With the flagship Mumbai-Ahmedabad bullet train of the BJP government being put on the back burner by the newly formed Uddhav Thackeray led Maha Vikas Aghadi government, the Chairman of Virgin Hyperloop, Richard Branson, is set to meet the Chief Minister to discuss the details of the ambitious Mumbai-Pune Hyperloop One, and clear “misunderstandings”.
“It is just a courtesy call and also to ensure that any misunderstandings regarding the project are cleared,” Branson told reporters in Mumbai on Wednesday (December 11).
“When there is a change in administration and you’ve a big project going on, it is important to have a courtesy call. Uddhav Thackeray and the various coalition people that he has around them need to meet people who are doing big projects or those wanting to do big projects in their state,” PTI quoted the British billionaire and founder of the Virgin Group as saying.
Explained: What is Hyperloop?
It is a next-generation travel system that uses pods or capsules travelling at high speeds through low-pressure tubes erected on columns or tunneled underground using magnetic levitation. The system is fully autonomous and sealed, so no driver-related error is anticipated.
In a sealed environment with almost no air resistance, the pods are expected to reach very high speeds. The top speed could reach over 700 mph or 1,125 km/h, more than two and a half times the top speed of the world’s fastest train, the Shanghai Maglev (267 mph or 430 km/h), and some 200 mph faster than the cruising speed of a commercial jetliner (460-575 mph/740-925 km/h)
What was the Branson plan for which he had signed an MoU with the previous Devendra Fadnavis government?
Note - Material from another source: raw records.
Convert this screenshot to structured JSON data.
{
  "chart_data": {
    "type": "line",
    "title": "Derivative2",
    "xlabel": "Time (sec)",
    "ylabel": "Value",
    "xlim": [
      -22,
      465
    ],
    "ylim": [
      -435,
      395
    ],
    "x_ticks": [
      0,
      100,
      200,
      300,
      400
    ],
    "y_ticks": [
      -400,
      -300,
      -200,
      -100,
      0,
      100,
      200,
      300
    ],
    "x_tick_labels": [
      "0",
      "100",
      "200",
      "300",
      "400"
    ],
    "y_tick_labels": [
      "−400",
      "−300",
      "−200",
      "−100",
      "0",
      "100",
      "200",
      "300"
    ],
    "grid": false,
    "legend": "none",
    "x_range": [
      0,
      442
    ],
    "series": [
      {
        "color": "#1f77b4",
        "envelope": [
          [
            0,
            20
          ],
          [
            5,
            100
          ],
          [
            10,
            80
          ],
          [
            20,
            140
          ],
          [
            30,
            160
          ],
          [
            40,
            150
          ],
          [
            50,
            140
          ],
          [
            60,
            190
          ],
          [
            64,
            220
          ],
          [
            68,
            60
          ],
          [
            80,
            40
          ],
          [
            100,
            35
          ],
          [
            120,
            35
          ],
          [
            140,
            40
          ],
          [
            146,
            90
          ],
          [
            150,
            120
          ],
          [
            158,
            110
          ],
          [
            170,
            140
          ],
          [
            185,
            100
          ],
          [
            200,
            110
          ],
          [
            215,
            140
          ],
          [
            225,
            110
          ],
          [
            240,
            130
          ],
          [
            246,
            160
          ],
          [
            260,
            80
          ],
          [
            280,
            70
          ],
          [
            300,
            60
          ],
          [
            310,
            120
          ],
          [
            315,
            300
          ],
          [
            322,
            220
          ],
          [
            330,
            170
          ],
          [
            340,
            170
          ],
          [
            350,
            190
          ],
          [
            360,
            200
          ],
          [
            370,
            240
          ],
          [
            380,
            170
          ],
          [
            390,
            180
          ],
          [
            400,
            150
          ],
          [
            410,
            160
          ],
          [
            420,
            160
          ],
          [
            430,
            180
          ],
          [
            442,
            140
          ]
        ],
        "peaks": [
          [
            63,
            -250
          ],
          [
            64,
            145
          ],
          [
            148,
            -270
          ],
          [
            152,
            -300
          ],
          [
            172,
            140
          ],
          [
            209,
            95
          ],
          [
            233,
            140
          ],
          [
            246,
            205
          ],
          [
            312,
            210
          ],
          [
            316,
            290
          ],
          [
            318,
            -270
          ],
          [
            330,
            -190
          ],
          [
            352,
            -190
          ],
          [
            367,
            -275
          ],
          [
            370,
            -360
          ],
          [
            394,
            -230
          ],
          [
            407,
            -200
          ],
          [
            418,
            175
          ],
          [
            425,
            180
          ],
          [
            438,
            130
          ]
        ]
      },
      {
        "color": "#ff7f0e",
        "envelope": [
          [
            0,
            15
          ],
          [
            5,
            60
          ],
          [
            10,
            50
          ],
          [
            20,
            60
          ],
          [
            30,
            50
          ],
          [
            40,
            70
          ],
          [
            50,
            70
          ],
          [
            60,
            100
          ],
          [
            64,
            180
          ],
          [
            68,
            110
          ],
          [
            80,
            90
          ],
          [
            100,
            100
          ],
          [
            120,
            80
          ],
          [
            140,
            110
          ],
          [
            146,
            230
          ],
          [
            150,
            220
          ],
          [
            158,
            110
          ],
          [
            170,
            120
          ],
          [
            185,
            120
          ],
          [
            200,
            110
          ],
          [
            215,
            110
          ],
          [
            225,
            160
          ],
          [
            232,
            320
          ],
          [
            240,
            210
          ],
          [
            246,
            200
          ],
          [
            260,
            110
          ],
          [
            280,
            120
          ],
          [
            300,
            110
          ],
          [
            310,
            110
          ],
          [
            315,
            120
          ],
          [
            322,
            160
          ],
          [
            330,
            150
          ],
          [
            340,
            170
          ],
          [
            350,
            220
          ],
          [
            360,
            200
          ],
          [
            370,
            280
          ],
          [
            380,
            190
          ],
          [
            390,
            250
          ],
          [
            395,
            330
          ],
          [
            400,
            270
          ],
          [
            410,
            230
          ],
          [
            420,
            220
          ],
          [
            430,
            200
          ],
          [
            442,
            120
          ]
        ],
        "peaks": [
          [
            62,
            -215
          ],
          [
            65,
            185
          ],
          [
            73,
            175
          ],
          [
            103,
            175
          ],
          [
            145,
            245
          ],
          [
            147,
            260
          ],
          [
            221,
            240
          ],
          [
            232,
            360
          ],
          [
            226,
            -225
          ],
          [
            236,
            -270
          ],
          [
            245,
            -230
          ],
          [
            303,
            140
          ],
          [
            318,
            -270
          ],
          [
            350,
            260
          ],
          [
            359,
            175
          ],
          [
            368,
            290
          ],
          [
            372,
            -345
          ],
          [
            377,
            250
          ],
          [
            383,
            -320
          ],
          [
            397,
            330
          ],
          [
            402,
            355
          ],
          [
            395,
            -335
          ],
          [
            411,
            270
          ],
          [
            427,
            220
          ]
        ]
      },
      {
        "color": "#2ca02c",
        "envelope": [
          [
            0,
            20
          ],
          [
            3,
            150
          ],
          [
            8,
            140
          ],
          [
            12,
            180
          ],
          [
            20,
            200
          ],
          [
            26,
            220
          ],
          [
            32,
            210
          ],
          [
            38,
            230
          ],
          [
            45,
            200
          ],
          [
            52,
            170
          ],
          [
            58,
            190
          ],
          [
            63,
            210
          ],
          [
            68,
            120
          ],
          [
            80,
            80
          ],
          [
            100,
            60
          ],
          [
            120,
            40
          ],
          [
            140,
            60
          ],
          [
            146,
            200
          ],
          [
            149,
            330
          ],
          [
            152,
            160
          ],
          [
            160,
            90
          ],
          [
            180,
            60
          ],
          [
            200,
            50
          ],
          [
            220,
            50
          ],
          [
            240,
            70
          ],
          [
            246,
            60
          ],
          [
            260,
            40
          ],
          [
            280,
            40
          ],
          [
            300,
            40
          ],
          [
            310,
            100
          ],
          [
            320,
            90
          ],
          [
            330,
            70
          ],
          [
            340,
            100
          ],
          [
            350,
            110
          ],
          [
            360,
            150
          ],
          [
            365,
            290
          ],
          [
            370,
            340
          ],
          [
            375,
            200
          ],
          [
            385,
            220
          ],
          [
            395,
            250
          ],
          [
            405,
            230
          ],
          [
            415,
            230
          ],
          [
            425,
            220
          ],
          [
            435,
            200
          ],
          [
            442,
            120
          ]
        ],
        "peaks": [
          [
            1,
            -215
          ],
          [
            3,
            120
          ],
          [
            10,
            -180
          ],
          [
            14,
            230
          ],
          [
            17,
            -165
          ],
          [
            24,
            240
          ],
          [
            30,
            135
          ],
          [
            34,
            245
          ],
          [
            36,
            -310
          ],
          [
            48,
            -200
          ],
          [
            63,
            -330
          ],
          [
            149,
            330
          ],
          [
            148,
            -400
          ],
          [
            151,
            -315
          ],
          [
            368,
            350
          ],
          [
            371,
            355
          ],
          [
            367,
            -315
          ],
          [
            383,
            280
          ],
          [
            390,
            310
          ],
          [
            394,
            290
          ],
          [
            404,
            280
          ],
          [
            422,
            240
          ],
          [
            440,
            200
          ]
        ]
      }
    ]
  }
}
Branson’s Virgin Hyperloop One proposed a hyperloop between Mumbai and Pune, which would reduce the travel time between the two cities to just 25 minutes from the existing three hours. It would link central Pune, Navi Mumbai International Airport, and Mumbai. It was pitched as a plan with potential to transport 26 million people and make 159 million passenger trips per year.
The route would be 100 per cent electric, which means a reduction of greenhouse gas emissions up to 86,000 tonnes over 30 years. The project involves construction across a length of 117.5 km; an initial testing track of 11.8 km was to be constructed in the first phase from Pune’s Hinjewadi.
What did the Maharashtra government do to take forward the proposal?
It was categorised as a “public infrastructure project”, and received Cabinet clearance to speed up land acquisition for the testing track. The Pune Metropolitan Region Development Authority was assigned the task of overseeing the implementation of the first phase.
The government also decided to use the “Swiss challenge” method for the bidding of the project. That means the first bidder would be challenged by other global bidders, and in order to stay in the game, would have to match those bids. The method is normally used for unsolicited bids for public infrastructure projects.